Le DSM morcelle et accumuler des diagnostics: psychose, trouble de personnalité et autres comorbidités. Dans le cas Breivik, ce type de morcellement aurait pu conduire à un catalogue pathologique comme paranoïa, narcissisme, trouble de personnalité ou délire en esquivant la réflexion sur le sujet dans sa globalité c'est-à-dire son histoire, son style, sa trajectoire, ses motivations idéologiques. Le DSM ne permet pas une perception unifiée et condensée du passage à l'acte, de la motivation c'est-à-dire du sens. Diviser et morceler le réel occulte le système idéologique, le projet et le passage à l'acte.
Le danger de la psychiatrisation des comportements. Un diagnostic formaliste comme psychose, trouble de la personnalité sans interroger le sens des actes délégitime le caractère politique de l'acte. Dans le cas Breivik le diagnostic d'une pathologie neutralisait le débat sur l'idéologie. Le procès de Breivik illustre donc l'impasse d'une psychiatrie strictement classificatoire.

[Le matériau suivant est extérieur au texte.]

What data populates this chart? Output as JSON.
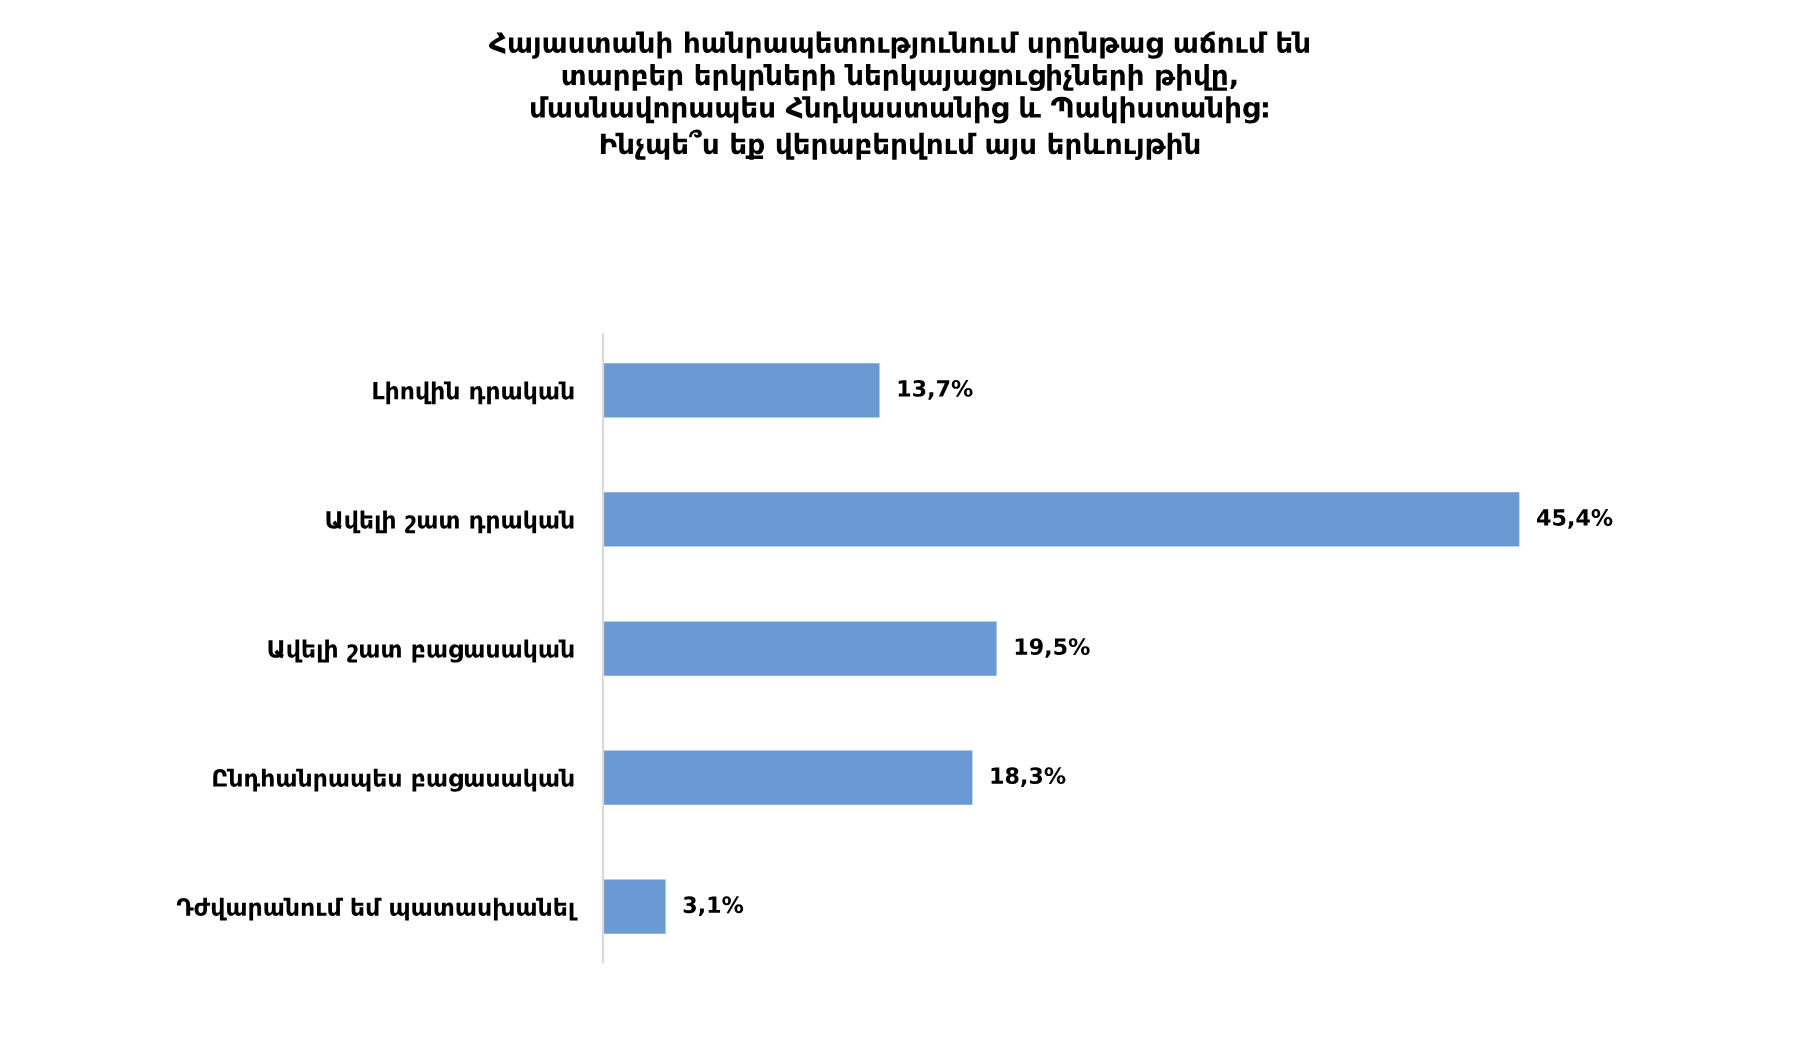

Aucune des expertises des deux collèges ne parviennent à décrire de façon convaincante l'auteur du massacre, son histoire, son style de personnalité, sa conscience idéologique et son projet meurtrier. On sait seulement que l'une est "pathologisante" et l'autre est "responsabilisante". Dans ce cas le DSM multiplie les catégories et les symptômes mais il ne nous fait pas comprendre la totalité signifiante. Face à un terroriste politique, la nosologie descriptive devient un carcan inadéquat. Elle morcelle le trouble sans en interroger la structure. Elle réduit l'acte à un symptôme. Elle scotomise la dimension de la responsabilité.
X. LES CONDITIONS D'UNE COEXISTENCE CIM-DSM ET CLASSIQUES
X.1 UNE PSYCHIATRIE DE DEMAIN
Il est nécessaire d'additionner les deux postures nosographiques dans un esprit de hiérarchie des valeurs. Comment? Nous élaborons un récit clinique classique que nous confortons avec une classification DSM.
Le DSM doit être utilisé par des cliniciens déjà formés à la psychiatrie classique celle de Kraepelin et de Henri Ey.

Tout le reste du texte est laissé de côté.